Nürnberg verteidigt Spitze mit Sieg in Trier - Leverkusen vor Halbfinale im EHF-Pokal

Michaela Seiffert / Saporoshje

Michaela Seiffert überzeugte bei der knappen Leverkusener Niederlage in Saporoshje - Foto:sportseye.de

Mit dem 1. FC Nürnberg und dem HC Leipzig gewannen die beiden Topteams ihre Auswärtsspiele an diesem Wochenende in Trier beziehungsweise beim Thüringer HC. Während die vier Play-off-Teilnehmer mit Nürnberg, Leipzig, Leverkusen und Trier nun vorzeitig feststehen, ist die Abstiegsfrage noch vollkommen offen. Einen schweren Rückschlag erlitt dabei Dortmund, das in Ketsch nur zu einem 28:28 kam, Frisch Auf Göppingen gelang mit dem 29:26 gegen Oldenburg unterdessen ein wichtiger Sieg. Die Göppingerinnen sind nun punktgleich mit dem Buxtehuder SV, der sich am heutigen Montag von Trainerin Heike Axmann trennte. Auf internationalem Parkett setzte Bayer Leverkusen unterdessen zum Sprung ins Halbfinale des EHF-Cups an, die 26:27-Hinspielniederlage in Saporoshje eröffnet dem Bundesligisten alle Chancen für das Rückspiel.

Am Dienstag hatte Bayer Leverkusen mit 29:22 gegen den Buxtehuder SV seine Pflicht in der Bundesliga souverän erledigt, am Wochenende folgte der Trip in die Ukraine. Vor 2.500 frenetischen Zuschauern lag die Mannschaft von Renate Wolf nach zwanzig Minuten sogar mit drei Toren in Führung und nahm ein 14:12 mit in die Kabinen.

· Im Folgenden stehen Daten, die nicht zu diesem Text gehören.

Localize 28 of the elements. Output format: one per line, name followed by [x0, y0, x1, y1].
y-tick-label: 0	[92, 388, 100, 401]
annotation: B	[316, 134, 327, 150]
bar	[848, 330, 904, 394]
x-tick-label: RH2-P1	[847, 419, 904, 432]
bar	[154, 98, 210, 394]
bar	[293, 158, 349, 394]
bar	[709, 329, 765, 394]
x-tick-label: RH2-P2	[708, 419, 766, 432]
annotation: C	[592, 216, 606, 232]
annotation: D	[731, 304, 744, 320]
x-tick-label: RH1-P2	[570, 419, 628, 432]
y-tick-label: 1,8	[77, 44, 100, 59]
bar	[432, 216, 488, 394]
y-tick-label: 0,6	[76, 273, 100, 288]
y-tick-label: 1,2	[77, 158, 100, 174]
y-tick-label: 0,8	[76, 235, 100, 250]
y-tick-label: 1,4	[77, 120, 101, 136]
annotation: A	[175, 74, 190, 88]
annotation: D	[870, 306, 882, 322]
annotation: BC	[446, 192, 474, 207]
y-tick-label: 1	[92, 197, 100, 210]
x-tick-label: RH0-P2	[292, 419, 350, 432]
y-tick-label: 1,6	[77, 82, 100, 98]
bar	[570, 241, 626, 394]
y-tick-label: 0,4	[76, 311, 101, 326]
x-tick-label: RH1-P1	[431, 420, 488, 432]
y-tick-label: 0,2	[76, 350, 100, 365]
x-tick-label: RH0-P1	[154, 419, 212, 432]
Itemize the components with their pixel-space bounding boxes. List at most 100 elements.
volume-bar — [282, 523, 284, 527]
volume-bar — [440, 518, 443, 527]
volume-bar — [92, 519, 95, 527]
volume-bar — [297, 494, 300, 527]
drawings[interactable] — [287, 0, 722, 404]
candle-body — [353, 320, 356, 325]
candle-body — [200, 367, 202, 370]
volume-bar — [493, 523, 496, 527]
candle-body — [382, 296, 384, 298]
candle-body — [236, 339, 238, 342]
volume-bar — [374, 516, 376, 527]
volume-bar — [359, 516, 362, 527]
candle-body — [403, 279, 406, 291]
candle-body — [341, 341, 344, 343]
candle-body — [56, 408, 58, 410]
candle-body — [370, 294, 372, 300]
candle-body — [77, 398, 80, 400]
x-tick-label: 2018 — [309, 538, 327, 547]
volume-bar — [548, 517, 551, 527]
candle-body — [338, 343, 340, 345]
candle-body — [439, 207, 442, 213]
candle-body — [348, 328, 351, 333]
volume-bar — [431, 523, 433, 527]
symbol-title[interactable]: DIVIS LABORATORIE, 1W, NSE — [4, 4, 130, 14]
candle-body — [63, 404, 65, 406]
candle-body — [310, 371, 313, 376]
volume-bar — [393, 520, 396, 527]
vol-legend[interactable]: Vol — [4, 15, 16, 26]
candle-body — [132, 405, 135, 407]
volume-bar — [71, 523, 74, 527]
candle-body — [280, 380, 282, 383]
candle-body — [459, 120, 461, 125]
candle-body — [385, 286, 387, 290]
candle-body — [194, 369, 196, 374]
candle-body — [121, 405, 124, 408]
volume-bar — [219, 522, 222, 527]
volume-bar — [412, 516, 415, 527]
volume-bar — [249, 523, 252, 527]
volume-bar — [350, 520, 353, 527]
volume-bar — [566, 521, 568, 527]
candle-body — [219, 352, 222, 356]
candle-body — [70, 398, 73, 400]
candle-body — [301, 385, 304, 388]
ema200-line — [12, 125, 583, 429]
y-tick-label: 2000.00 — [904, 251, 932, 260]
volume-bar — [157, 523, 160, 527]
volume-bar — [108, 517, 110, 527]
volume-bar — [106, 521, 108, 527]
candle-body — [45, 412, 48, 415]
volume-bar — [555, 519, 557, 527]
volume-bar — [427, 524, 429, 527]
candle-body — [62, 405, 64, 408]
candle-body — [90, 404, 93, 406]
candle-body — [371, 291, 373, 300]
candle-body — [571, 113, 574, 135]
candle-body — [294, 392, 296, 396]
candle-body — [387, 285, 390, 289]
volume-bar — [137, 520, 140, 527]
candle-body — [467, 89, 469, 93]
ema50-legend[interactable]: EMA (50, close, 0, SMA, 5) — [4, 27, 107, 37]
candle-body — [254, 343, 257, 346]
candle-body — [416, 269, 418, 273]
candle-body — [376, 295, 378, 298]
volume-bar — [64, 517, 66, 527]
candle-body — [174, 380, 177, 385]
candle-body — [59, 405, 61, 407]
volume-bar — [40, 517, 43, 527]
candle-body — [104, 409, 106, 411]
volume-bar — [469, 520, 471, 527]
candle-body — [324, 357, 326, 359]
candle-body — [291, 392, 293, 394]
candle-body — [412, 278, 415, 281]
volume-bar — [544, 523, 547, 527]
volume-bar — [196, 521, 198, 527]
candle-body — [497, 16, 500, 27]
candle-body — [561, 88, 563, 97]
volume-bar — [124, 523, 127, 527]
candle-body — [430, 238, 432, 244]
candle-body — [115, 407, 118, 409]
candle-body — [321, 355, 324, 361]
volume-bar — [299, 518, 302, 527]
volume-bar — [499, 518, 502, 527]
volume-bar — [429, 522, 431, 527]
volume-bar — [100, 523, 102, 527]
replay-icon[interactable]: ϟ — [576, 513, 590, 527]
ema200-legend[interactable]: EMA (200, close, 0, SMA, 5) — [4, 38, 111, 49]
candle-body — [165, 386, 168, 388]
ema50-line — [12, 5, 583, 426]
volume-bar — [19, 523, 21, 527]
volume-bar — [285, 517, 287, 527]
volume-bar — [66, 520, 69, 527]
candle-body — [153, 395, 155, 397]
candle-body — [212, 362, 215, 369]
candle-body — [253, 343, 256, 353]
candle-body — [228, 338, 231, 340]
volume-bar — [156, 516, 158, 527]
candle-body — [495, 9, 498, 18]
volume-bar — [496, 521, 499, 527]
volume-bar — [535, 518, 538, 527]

Zu einem Sieg reichte es am Ende nicht, Saporoshje behielt mit 27:26 knapp die Oberhand, Renate Wolf war dennoch zufrieden: "Wir haben nun alle Möglichkeiten, am kommenden Samstag in eigener Halle alles klar zu machen. Ich bin überzeugt, dass wir es schaffen. Ein Tor Rückstand ist im Handball praktisch nichts." Sehr auffällig agierte Michaela Seiffert, der acht Treffer gelangen, und die auch ansonsten immer Gefahr ausstrahlte. Auch Anne Müller hinten und vorne stark und Lyn Byl, die in der Deckung ordentlich zupackte, verdienten sich ein Sonderlob.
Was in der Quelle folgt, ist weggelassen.